Dominican Republic: New Criteria for Employers Hiring Foreign Nationals
Author: Amado Sánchez de Camps
The Third Chamber of the Supreme Court of Justice (SCJ) had previously established the criterion that an employer did not fulfill his responsibility if he hired a non-national (foreign) worker with an irregular migratory status and did not register him with the Dominican Social Security System (SDSS), since the authorities did not establish the mechanisms for such workers to be registered. In this sense, the employer did not breach his social security duty because he was not obliged to do the impossible. The Supreme Court of Justice applied this precedent consistently for about a decade.
However, the Assembled Chambers of the SCJ amended that criterion in a sentence dated 21 April 2022 (SCJ-SR-22-0006), establishing that employers are well-informed of the law and the related regulations and therefore cannot omit such information from their applications, since they would inevitably benefit from their own faults.
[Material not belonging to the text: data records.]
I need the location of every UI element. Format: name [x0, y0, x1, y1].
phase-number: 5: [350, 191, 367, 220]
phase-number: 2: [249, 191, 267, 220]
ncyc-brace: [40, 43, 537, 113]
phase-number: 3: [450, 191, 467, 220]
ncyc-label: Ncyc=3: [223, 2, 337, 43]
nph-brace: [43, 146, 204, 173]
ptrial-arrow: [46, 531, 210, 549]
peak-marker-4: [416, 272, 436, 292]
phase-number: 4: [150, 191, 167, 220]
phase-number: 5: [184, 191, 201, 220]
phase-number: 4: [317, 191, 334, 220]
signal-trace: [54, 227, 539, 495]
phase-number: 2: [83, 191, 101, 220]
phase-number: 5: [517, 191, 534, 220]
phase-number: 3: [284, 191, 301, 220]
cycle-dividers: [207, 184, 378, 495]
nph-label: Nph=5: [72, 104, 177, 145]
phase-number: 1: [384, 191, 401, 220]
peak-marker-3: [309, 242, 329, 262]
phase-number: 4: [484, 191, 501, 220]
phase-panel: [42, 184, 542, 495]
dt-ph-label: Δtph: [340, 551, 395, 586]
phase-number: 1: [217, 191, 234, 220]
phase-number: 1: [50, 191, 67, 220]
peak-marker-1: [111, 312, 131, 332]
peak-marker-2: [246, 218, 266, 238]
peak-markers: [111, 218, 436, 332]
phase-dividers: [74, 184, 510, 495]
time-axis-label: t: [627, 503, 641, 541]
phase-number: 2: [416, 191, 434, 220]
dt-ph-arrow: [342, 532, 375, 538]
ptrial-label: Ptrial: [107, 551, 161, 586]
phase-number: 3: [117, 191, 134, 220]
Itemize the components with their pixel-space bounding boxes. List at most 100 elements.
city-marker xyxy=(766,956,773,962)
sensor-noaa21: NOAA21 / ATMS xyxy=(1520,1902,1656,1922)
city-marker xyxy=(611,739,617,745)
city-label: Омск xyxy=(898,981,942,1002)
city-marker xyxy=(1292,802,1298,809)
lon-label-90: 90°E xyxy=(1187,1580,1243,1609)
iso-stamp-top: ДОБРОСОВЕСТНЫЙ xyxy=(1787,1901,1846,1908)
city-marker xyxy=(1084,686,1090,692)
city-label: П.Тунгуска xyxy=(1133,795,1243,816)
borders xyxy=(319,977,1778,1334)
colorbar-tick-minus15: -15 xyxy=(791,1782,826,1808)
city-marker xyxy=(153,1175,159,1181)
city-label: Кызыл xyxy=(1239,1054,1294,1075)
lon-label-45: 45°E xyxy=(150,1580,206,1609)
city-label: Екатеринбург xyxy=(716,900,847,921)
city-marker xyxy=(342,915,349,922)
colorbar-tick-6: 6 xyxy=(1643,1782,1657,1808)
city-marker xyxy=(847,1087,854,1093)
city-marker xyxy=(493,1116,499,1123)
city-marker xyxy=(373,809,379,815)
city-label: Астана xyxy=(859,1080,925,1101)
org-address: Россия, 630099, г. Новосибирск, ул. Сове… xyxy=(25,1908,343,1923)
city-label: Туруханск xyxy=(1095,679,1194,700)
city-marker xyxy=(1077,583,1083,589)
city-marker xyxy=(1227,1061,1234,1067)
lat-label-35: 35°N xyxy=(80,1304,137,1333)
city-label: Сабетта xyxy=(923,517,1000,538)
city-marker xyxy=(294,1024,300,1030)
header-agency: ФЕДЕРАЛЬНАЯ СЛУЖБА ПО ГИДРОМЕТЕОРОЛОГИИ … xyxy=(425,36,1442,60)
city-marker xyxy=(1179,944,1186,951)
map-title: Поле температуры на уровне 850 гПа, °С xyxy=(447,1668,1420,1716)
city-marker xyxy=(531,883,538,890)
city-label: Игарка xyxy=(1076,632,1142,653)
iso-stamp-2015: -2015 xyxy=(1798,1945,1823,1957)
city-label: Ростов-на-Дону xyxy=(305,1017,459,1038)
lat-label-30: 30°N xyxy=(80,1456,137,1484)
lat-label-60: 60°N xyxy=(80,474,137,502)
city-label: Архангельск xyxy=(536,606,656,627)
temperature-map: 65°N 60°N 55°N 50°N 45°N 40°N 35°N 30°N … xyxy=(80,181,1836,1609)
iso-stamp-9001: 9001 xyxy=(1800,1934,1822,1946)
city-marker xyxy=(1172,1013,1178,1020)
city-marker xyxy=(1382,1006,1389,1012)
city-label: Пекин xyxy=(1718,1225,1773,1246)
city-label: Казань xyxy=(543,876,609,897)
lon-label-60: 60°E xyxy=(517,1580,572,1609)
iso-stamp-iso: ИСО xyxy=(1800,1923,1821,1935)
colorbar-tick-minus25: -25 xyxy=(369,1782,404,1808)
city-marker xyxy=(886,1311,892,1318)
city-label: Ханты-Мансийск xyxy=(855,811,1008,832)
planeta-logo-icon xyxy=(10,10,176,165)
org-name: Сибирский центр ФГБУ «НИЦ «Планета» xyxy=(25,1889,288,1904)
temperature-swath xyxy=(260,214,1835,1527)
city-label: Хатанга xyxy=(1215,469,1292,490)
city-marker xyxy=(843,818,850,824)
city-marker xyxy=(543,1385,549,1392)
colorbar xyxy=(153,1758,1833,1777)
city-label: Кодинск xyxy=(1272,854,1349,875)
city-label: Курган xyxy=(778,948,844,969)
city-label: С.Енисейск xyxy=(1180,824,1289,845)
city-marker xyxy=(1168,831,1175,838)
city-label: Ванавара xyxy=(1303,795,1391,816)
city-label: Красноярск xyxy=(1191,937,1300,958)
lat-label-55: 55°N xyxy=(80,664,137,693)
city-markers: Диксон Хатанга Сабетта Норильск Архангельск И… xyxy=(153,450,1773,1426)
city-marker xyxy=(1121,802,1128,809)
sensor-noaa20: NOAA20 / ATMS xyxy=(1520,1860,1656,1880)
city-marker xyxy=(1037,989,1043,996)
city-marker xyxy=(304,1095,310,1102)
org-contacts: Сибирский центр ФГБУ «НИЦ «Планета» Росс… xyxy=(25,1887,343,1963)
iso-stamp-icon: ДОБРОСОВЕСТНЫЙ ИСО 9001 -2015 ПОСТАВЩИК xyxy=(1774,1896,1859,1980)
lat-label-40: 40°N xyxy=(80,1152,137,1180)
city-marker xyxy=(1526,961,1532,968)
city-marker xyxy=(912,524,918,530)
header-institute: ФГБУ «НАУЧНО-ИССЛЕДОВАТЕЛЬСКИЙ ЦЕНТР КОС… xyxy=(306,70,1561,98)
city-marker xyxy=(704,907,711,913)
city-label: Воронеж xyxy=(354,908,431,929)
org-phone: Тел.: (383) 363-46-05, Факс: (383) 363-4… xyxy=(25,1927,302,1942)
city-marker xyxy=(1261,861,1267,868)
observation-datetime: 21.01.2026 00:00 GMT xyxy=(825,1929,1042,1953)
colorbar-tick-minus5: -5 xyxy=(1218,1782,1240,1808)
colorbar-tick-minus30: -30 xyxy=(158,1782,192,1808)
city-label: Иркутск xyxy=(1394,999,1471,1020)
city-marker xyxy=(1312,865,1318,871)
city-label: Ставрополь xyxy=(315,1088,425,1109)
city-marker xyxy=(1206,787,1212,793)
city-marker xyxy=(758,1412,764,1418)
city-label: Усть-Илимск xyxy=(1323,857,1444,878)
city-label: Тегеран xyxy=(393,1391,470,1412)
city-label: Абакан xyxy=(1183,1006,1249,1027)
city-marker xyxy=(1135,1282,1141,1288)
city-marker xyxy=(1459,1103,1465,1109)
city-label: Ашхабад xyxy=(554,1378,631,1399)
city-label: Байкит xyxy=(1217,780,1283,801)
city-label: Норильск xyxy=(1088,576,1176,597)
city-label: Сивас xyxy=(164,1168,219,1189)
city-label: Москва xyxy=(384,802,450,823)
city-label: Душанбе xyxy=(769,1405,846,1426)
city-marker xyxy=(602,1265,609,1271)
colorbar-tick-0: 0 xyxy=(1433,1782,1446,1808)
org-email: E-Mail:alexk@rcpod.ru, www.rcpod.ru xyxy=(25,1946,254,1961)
Similarly, the decision indicates that the previous thesis promoted hiring foreign workers so as not to comply with their social security duties, which is contrary to what the International Labour Organization dictates.
Key Action Points for Human Resources and In-house Counsel
It is not recommended to hire foreign employees if they lack a valid passport, work visa and residence permits, particularly if such requirements allow them to boast a regular immigration status that facilitates their ability to be registered with the Dominican Social Security System (SDSS).